One way that Miriam increases her might is by upgrading her gear. Better weapons/accessories can be picked up from slain enemies, purchased at the shop or crafted using the materials Miriam finds on her travels. The arsenal Miriam can wield include various types of blades, whips, firearms and footwear. If physical combat isn’t your thing worry not, as Miriam can command magic too. The creatures she kills sometimes drop shards, which allow Miriam to mimic the deceased’s powers. My favourite ability transforms Miriam into a bunny girl, who is capable of delivering devastating Chun-Li kicks and Super Mario style head stomps.
It took me around twelve hours to complete Bloodstained’s story. My time with the game is far from over however. At the time of writing I still have loads of optional quests to complete, secret bosses to beat and stat boosting meals to cook. On the horizon there is also a bunch of free DLC to look forward to – including new playable characters.

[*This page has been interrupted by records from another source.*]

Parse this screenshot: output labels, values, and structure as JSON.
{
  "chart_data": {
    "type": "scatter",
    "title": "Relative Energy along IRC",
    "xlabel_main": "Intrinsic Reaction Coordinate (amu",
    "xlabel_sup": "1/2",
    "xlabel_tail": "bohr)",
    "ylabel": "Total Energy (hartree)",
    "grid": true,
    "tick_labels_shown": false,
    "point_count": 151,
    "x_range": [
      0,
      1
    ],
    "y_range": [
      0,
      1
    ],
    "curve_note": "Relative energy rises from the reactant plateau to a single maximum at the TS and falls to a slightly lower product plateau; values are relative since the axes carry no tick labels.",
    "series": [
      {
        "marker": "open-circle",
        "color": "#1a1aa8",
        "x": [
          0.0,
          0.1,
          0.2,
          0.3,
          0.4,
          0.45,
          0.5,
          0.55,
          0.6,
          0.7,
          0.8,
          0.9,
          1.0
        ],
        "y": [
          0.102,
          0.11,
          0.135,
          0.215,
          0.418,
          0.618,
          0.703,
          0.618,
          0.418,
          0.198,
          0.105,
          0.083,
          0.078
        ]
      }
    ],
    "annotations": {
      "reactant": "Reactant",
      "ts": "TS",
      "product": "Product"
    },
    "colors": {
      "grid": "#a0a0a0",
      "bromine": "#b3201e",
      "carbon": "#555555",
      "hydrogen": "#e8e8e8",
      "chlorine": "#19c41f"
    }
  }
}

The first character that has been announced is a badass samurai who is voiced by David Hayter (of Metal Gear Solid fame). A co-op mode has also been promised, although I don’t care about that as I have no friends.
My rating for Bloodstained: Ritual of the Night is five stars. It’s by far the best game I have played this year. Be aware though that my score is based solely on how much fun I had with the game. If I factored other things into the equation I would have to downgrade that assessment slightly. Gameplay wise Bloodstained has few flaws, but on the technical side of things it suffers from the occasional overly long load time. It’s something I can live with on the PS4 version of the game, but I hear the performance is even worse on the Switch port. With that in mind, it’s probably for the best that the Vita edition got scrapped. I can only imagine how much it would have chugged, had it ever seen the light of day.